On its end, Roc Nation has been eyeing the Latin market for a while. In March, the company signed reggaeton star Yandel for an exclusive management deal. But scoring Santos, the top-selling Latin artist of the past five years and a top touring act who sold out two Yankee Stadium shows, is a huge coup, more so considering how private Santos is about his business.
“This is a tremendous step for Roc Nation,” Jay Z said in a statement. “We recognize there is a huge Latin market that is part of global culture. We’re proud and ready to enter into true partnership with an individual that intimately lives and knows that culture.”
The conversation between Jay Z and Santos has been going for nearly four years. But when Santos was first approached, “I had a lot going on,” he said. “I’m not superstitious, but I think the time is now.

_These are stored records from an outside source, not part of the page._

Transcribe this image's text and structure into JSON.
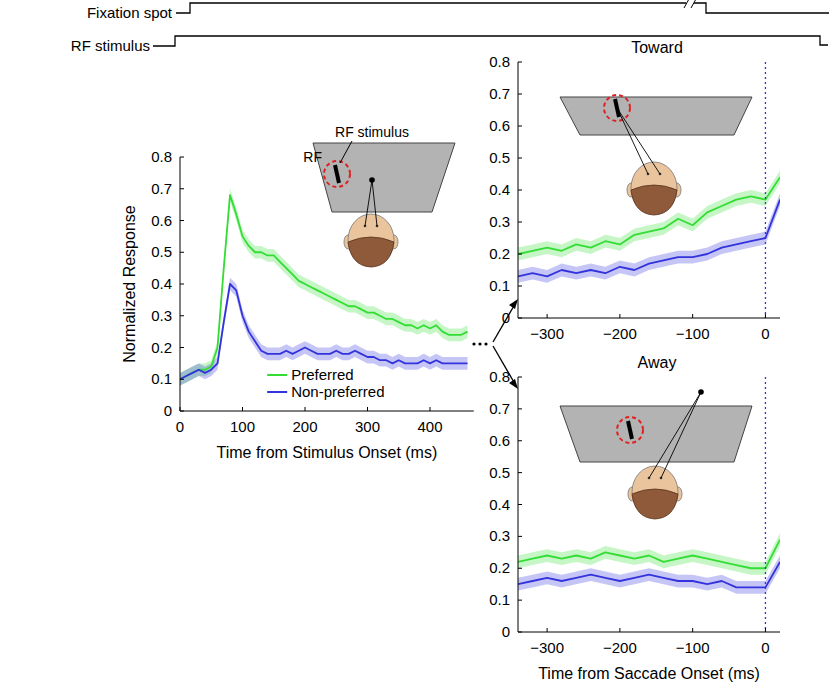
{
  "timeline": [
    "Fixation spot",
    "RF stimulus"
  ],
  "chart_data": [
    {
      "type": "line",
      "xlabel": "Time from Stimulus Onset (ms)",
      "ylabel": "Normalized Response",
      "annotations": [
        "RF stimulus",
        "RF"
      ],
      "x": [
        0,
        10,
        20,
        30,
        40,
        50,
        60,
        70,
        80,
        90,
        100,
        110,
        120,
        130,
        140,
        150,
        160,
        170,
        180,
        190,
        200,
        210,
        220,
        230,
        240,
        250,
        260,
        270,
        280,
        290,
        300,
        310,
        320,
        330,
        340,
        350,
        360,
        370,
        380,
        390,
        400,
        410,
        420,
        430,
        440,
        450,
        460
      ],
      "series": [
        {
          "name": "Preferred",
          "color": "#33dd33",
          "error": 0.02,
          "values": [
            0.1,
            0.11,
            0.12,
            0.13,
            0.13,
            0.14,
            0.2,
            0.45,
            0.68,
            0.62,
            0.55,
            0.52,
            0.5,
            0.5,
            0.49,
            0.49,
            0.47,
            0.45,
            0.43,
            0.41,
            0.4,
            0.39,
            0.38,
            0.37,
            0.36,
            0.35,
            0.34,
            0.33,
            0.33,
            0.32,
            0.31,
            0.31,
            0.3,
            0.29,
            0.29,
            0.28,
            0.27,
            0.27,
            0.26,
            0.27,
            0.26,
            0.27,
            0.25,
            0.24,
            0.24,
            0.24,
            0.25
          ]
        },
        {
          "name": "Non-preferred",
          "color": "#3333dd",
          "error": 0.02,
          "values": [
            0.1,
            0.11,
            0.12,
            0.13,
            0.12,
            0.13,
            0.15,
            0.28,
            0.4,
            0.38,
            0.3,
            0.25,
            0.22,
            0.19,
            0.18,
            0.18,
            0.18,
            0.19,
            0.18,
            0.19,
            0.2,
            0.19,
            0.18,
            0.18,
            0.18,
            0.19,
            0.18,
            0.18,
            0.19,
            0.18,
            0.17,
            0.17,
            0.16,
            0.16,
            0.15,
            0.16,
            0.15,
            0.15,
            0.15,
            0.16,
            0.15,
            0.16,
            0.15,
            0.15,
            0.15,
            0.15,
            0.15
          ]
        }
      ],
      "xlim": [
        0,
        470
      ],
      "xticks": [
        0,
        100,
        200,
        300,
        400
      ],
      "ylim": [
        0,
        0.8
      ],
      "yticks": [
        0,
        0.1,
        0.2,
        0.3,
        0.4,
        0.5,
        0.6,
        0.7,
        0.8
      ],
      "legend": "lower center"
    },
    {
      "type": "line",
      "title": "Toward",
      "x": [
        -340,
        -320,
        -300,
        -280,
        -260,
        -240,
        -220,
        -200,
        -180,
        -160,
        -140,
        -120,
        -100,
        -80,
        -60,
        -40,
        -20,
        0,
        20
      ],
      "series": [
        {
          "color": "#33dd33",
          "error": 0.02,
          "values": [
            0.2,
            0.21,
            0.22,
            0.21,
            0.23,
            0.22,
            0.24,
            0.23,
            0.26,
            0.27,
            0.28,
            0.31,
            0.29,
            0.33,
            0.35,
            0.37,
            0.38,
            0.37,
            0.44
          ]
        },
        {
          "color": "#3333dd",
          "error": 0.02,
          "values": [
            0.13,
            0.14,
            0.13,
            0.15,
            0.14,
            0.15,
            0.14,
            0.16,
            0.15,
            0.17,
            0.18,
            0.19,
            0.19,
            0.2,
            0.22,
            0.23,
            0.24,
            0.25,
            0.37
          ]
        }
      ],
      "reference_x": 0,
      "xlim": [
        -340,
        20
      ],
      "xticks": [
        {
          "value": -300,
          "label": "−300"
        },
        {
          "value": -200,
          "label": "−200"
        },
        {
          "value": -100,
          "label": "−100"
        },
        0
      ],
      "ylim": [
        0,
        0.8
      ],
      "yticks": [
        0,
        0.1,
        0.2,
        0.3,
        0.4,
        0.5,
        0.6,
        0.7,
        0.8
      ]
    },
    {
      "type": "line",
      "title": "Away",
      "xlabel": "Time from Saccade Onset (ms)",
      "x": [
        -340,
        -320,
        -300,
        -280,
        -260,
        -240,
        -220,
        -200,
        -180,
        -160,
        -140,
        -120,
        -100,
        -80,
        -60,
        -40,
        -20,
        0,
        20
      ],
      "series": [
        {
          "color": "#33dd33",
          "error": 0.02,
          "values": [
            0.22,
            0.23,
            0.24,
            0.23,
            0.24,
            0.23,
            0.25,
            0.24,
            0.23,
            0.24,
            0.22,
            0.23,
            0.24,
            0.23,
            0.22,
            0.21,
            0.2,
            0.2,
            0.29
          ]
        },
        {
          "color": "#3333dd",
          "error": 0.02,
          "values": [
            0.15,
            0.16,
            0.17,
            0.16,
            0.17,
            0.18,
            0.17,
            0.16,
            0.17,
            0.18,
            0.17,
            0.16,
            0.16,
            0.15,
            0.16,
            0.14,
            0.14,
            0.14,
            0.22
          ]
        }
      ],
      "reference_x": 0,
      "xlim": [
        -340,
        20
      ],
      "xticks": [
        {
          "value": -300,
          "label": "−300"
        },
        {
          "value": -200,
          "label": "−200"
        },
        {
          "value": -100,
          "label": "−100"
        },
        0
      ],
      "ylim": [
        0,
        0.8
      ],
      "yticks": [
        0,
        0.1,
        0.2,
        0.3,
        0.4,
        0.5,
        0.6,
        0.7,
        0.8
      ]
    }
  ]
}
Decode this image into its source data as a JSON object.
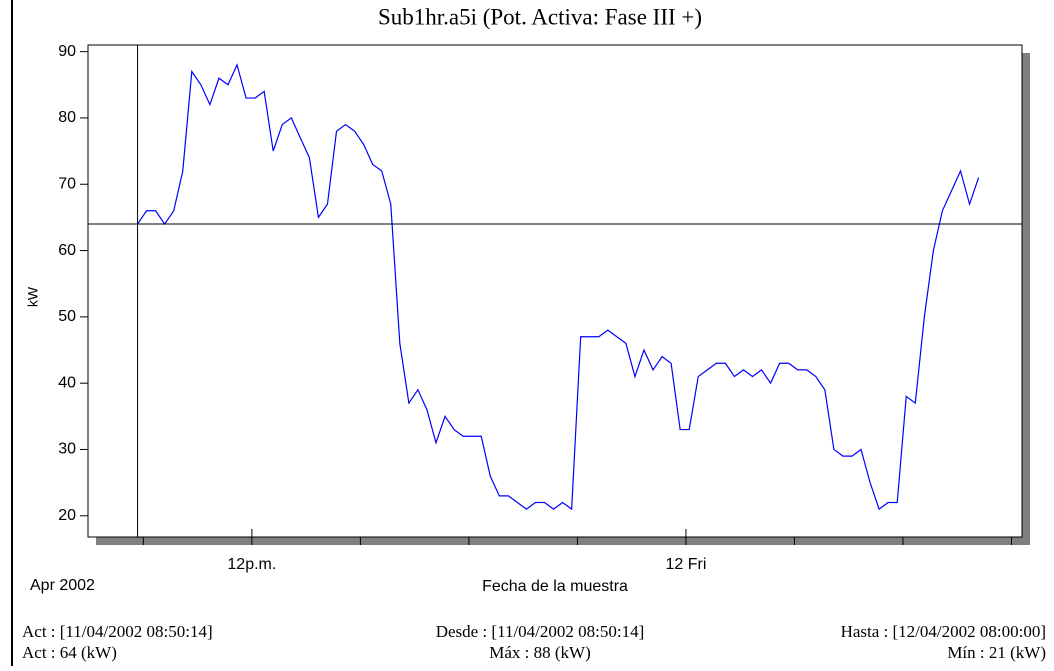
{
  "chart_data": {
    "type": "line",
    "title": "Sub1hr.a5i (Pot. Activa: Fase III +)",
    "y_label": "kW",
    "x_label": "Fecha de la muestra",
    "x_period": "Apr 2002",
    "x": [
      8.84,
      9.09,
      9.34,
      9.59,
      9.84,
      10.09,
      10.34,
      10.59,
      10.84,
      11.09,
      11.34,
      11.59,
      11.84,
      12.09,
      12.34,
      12.59,
      12.84,
      13.09,
      13.34,
      13.59,
      13.84,
      14.09,
      14.34,
      14.59,
      14.84,
      15.09,
      15.34,
      15.59,
      15.84,
      16.09,
      16.34,
      16.59,
      16.84,
      17.09,
      17.34,
      17.59,
      17.84,
      18.09,
      18.34,
      18.59,
      18.84,
      19.09,
      19.34,
      19.59,
      19.84,
      20.09,
      20.34,
      20.59,
      20.84,
      21.09,
      21.34,
      21.59,
      21.84,
      22.09,
      22.34,
      22.59,
      22.84,
      23.09,
      23.34,
      23.59,
      23.84,
      24.09,
      24.34,
      24.59,
      24.84,
      25.09,
      25.34,
      25.59,
      25.84,
      26.09,
      26.34,
      26.59,
      26.84,
      27.09,
      27.34,
      27.59,
      27.84,
      28.09,
      28.34,
      28.59,
      28.84,
      29.09,
      29.34,
      29.59,
      29.84,
      30.09,
      30.34,
      30.59,
      30.84,
      31.09,
      31.34,
      31.59,
      31.84,
      32.09
    ],
    "series": [
      {
        "name": "Pot. Activa: Fase III +",
        "color": "#0000ff",
        "values": [
          64,
          66,
          66,
          64,
          66,
          72,
          87,
          85,
          82,
          86,
          85,
          88,
          83,
          83,
          84,
          75,
          79,
          80,
          77,
          74,
          65,
          67,
          78,
          79,
          78,
          76,
          73,
          72,
          67,
          46,
          37,
          39,
          36,
          31,
          35,
          33,
          32,
          32,
          32,
          26,
          23,
          23,
          22,
          21,
          22,
          22,
          21,
          22,
          21,
          47,
          47,
          47,
          48,
          47,
          46,
          41,
          45,
          42,
          44,
          43,
          33,
          33,
          41,
          42,
          43,
          43,
          41,
          42,
          41,
          42,
          40,
          43,
          43,
          42,
          42,
          41,
          39,
          30,
          29,
          29,
          30,
          25,
          21,
          22,
          22,
          38,
          37,
          50,
          60,
          66,
          69,
          72,
          67,
          71
        ]
      }
    ],
    "xlim": [
      7.47,
      33.29
    ],
    "xticks": [
      {
        "value": 12,
        "label": "12p.m."
      },
      {
        "value": 24,
        "label": "12 Fri"
      }
    ],
    "xminor_ticks": [
      9,
      15,
      18,
      21,
      27,
      30,
      33
    ],
    "ylim": [
      16.8,
      91
    ],
    "yticks": [
      20,
      30,
      40,
      50,
      60,
      70,
      80,
      90
    ],
    "footer": {
      "row1": [
        "Act : [11/04/2002 08:50:14]",
        "Desde : [11/04/2002 08:50:14]",
        "Hasta : [12/04/2002 08:00:00]"
      ],
      "row2": [
        "Act : 64 (kW)",
        "Máx : 88 (kW)",
        "Mín : 21 (kW)"
      ]
    }
  }
}
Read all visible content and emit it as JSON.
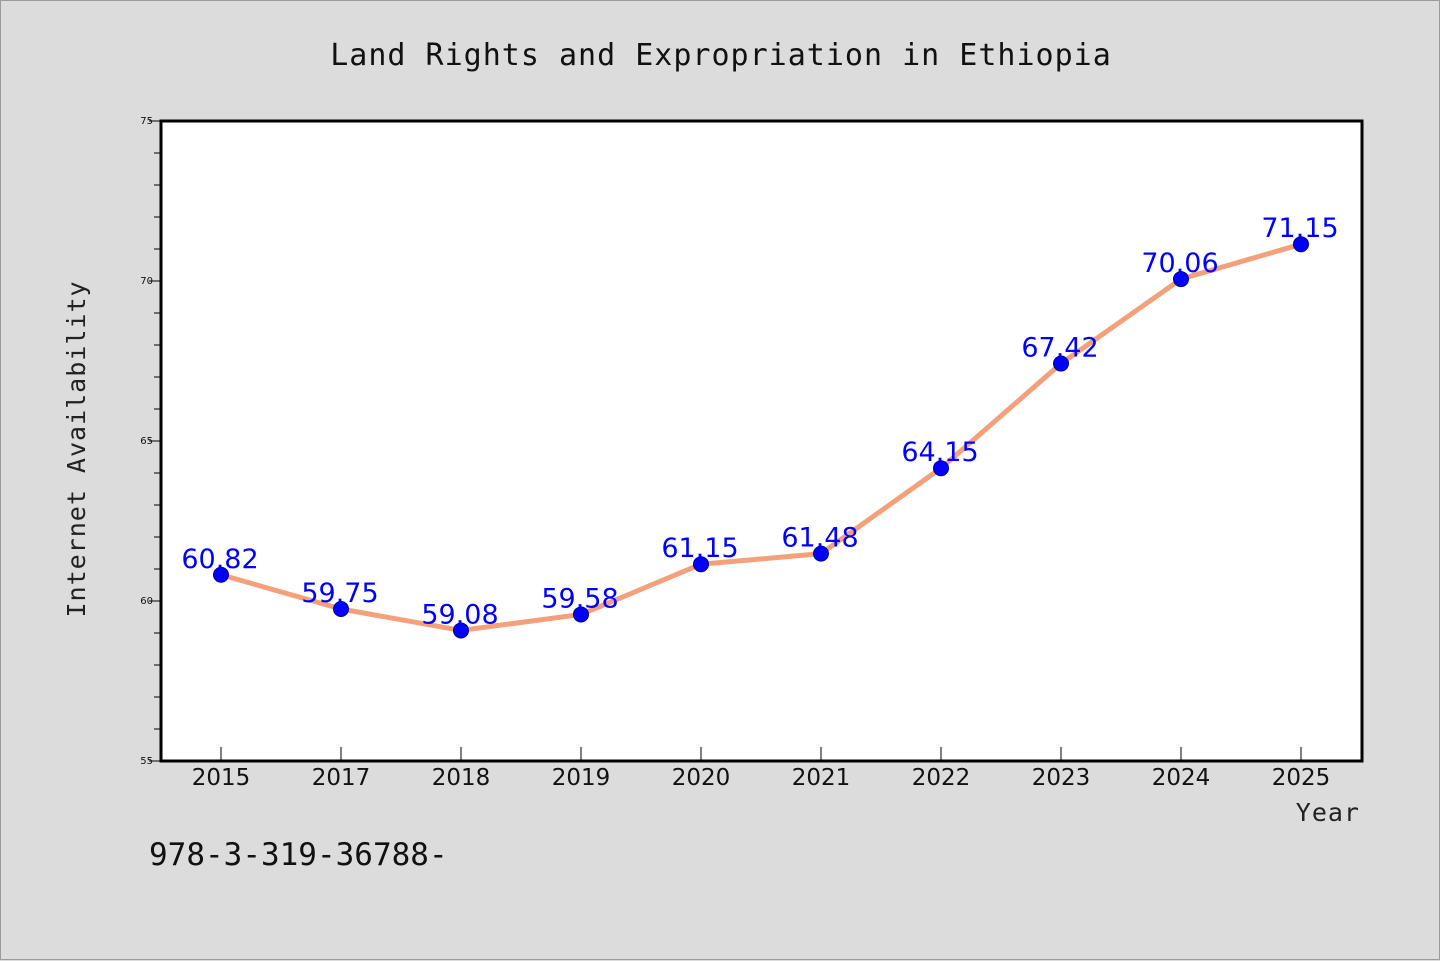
{
  "chart_data": {
    "type": "line",
    "title": "Land Rights and Expropriation in Ethiopia",
    "xlabel": "Year",
    "ylabel": "Internet Availability",
    "categories": [
      "2015",
      "2017",
      "2018",
      "2019",
      "2020",
      "2021",
      "2022",
      "2023",
      "2024",
      "2025"
    ],
    "series": [
      {
        "values": [
          60.82,
          59.75,
          59.08,
          59.58,
          61.15,
          61.48,
          64.15,
          67.42,
          70.06,
          71.15
        ],
        "line_color": "#f4a07a",
        "marker_color": "#0000ff"
      }
    ],
    "data_labels": [
      "60.82",
      "59.75",
      "59.08",
      "59.58",
      "61.15",
      "61.48",
      "64.15",
      "67.42",
      "70.06",
      "71.15"
    ],
    "ylim": [
      55,
      75
    ],
    "yticks": [
      "55",
      "60",
      "65",
      "70",
      "75"
    ],
    "grid": false,
    "legend": "none"
  },
  "annotation": "978-3-319-36788-",
  "colors": {
    "background": "#dcdcdc",
    "plot_background": "#ffffff",
    "label_color": "#0000ff"
  }
}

When they came to us with the whole CEO proposal, I said, ‘This is a win-win situation.’ I always visualized myself in that position, and the way it was presented to me, I couldn’t say no.”
Santos, born and raised in the Bronx and fully bilingual, has long prided himself in the fact that he records predominantly in Spanish (he has never recorded an English-only track) and has achieved superstardom by singing an evolution of bachata, the traditional music of the Dominican Republic.
The strategy has made him Billboard’s Top Latin Artist in 2014 and 2015 and a global sensation who can sell out arenas from the U.S. to Argentina.
Santos’ philosophy is not slated to change, says Marines, but the Roc Nation association is meant to expand his range of action, specifically in areas like endorsements, where he’s been underrepresented.
“We think right now is the right time to partner with a company like Roc Nation that really has a lot of experience and really understands a guy like Romeo who is a superstar and resonates globally regardless of language,” says Marines.
Going beyond management and actually having the opportunity to lead an entire division was the cherry on the cake.
“This sends the message that Romeo and I, together with Roc Nation, are serious about helping the Latin music industry grow,” said Marines.
“I’m super hungry,” adds Santos. “I know what it takes to build a brand.”